The Final Solution by Michael Chabon

What an utterly joyless exercise. Joyless to read and, I’m hoping, joyless to write. Because if Michael Chabon, a novelist I have always respected even if I haven’t always loved his stuff, took any joy in writing this needlessly pretentious, unambitious takedown of one of the most beloved characters in all of fiction, then I don’t know if I can continue to respect his work.

The Final Solution is a novel about Sherlock Holmes, not Adolf Hitler. Except, the character is never called Sherlock Holmes, just “the old man.” This is the kind of literary technique that makes my eyes roll. Get over yourself, you’re writing a Sherlock Holmes pastiche, man up and admit it already. There have been hundreds of Holmes stories published since the death of Conan Doyle, so I’m sure there were no legal complications, and I can’t think of a single valid artistic reason for doing it.

The novel is set in WWII England. The old man is an 89-year-old beekeeper and former detective of renown. He happens to be intrigued one day by a nine-year-old mute and his African gray parrot. The boy can not or will not speak and the bird repeats several series of numbers in German. Later, a man living in the same boarding house as the boy is murdered and the bird goes missing. The local police bring in the legendary detective.

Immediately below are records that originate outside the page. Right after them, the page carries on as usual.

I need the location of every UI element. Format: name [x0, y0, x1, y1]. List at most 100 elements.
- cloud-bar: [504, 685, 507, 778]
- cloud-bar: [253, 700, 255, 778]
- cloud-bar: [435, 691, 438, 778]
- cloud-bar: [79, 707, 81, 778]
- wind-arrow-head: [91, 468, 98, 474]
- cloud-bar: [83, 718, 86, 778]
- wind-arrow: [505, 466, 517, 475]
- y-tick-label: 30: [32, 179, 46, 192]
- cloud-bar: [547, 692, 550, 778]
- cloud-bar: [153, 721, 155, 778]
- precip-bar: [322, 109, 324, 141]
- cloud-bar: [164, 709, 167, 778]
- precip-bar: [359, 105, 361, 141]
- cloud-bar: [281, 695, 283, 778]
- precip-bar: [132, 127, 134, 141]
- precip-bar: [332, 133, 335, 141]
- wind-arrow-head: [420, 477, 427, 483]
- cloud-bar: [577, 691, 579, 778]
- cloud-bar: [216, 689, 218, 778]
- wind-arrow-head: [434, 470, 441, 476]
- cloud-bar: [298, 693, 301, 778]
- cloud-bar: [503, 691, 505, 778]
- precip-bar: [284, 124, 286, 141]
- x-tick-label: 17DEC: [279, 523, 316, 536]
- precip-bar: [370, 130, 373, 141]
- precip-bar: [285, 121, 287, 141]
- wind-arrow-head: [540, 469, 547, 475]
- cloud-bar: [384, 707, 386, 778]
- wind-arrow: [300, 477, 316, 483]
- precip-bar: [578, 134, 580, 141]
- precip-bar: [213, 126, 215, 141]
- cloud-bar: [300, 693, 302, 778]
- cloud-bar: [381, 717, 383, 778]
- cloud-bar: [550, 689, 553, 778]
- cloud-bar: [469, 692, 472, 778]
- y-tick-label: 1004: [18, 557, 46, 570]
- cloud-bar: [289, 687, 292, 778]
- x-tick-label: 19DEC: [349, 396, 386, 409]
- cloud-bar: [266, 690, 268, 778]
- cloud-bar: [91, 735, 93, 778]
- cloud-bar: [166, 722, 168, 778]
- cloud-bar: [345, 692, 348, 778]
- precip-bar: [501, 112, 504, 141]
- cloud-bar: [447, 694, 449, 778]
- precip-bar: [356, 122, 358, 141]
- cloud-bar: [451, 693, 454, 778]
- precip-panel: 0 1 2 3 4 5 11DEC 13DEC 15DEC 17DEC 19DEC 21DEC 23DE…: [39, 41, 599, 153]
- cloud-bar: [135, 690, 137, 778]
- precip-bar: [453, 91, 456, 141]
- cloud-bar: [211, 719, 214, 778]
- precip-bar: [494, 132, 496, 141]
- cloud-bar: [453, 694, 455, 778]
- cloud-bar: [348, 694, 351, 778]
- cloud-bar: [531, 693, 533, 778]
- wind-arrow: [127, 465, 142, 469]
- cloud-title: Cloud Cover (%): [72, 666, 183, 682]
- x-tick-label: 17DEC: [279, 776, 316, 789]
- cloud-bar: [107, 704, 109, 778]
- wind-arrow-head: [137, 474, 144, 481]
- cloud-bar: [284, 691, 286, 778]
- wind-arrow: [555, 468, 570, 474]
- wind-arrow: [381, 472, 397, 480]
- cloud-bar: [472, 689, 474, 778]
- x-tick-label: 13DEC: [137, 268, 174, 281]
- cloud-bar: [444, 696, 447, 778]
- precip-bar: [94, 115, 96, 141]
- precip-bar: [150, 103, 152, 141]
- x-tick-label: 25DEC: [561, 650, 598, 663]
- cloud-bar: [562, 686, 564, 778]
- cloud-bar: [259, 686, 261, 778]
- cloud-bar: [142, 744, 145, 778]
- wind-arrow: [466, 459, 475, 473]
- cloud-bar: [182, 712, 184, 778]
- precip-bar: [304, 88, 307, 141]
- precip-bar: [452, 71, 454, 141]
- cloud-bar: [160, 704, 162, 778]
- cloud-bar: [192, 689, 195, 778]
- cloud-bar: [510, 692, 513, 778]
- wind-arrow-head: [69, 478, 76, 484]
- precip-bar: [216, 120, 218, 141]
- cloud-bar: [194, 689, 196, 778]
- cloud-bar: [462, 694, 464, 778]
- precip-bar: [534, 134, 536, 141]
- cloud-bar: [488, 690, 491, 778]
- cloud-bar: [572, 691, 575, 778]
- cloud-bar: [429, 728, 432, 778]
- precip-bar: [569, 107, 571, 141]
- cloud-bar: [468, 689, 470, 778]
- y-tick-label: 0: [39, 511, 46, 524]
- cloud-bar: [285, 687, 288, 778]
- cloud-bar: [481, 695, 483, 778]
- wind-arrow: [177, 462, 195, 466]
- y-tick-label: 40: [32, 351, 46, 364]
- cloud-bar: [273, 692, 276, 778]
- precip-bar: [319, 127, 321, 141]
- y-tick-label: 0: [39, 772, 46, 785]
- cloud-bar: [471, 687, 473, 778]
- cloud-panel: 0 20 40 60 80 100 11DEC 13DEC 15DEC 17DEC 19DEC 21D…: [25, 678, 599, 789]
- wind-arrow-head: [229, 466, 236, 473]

Some that sounds appealing, no? No. Despite its surface oddities, befitting the traditional stories, this iteration of Holmes, perhaps understandably given his age, displays none of the talents and traits of the beloved character. Throughout the entire novel, Holmes hardly figures anything out at all, has major revelations disclosed to him voluntarily, and displays nothing of the keen observational skills so many readers enjoy.

Instead we get page after page describing the creaking of his bones. Or his hearing loss. Or how he used to work with this new cop’s grandfather. So. Freaking. What. He’s old, we get it, now let him solve the mystery. Oh, and to top it all off, the climactic events are told from the point of view of the parrot.

I loved The Amazing Adventures of Kavalier and Clay, but I have found every other novel of Chabon’s wanting, none more so than this. Chabon’s defense of genre fiction has always seemed admirable, but why champion a form only to debase in such a public manner.

Bottom line: avoid at all costs. Not for Sherlock fans, not for mystery fans, not for anyone.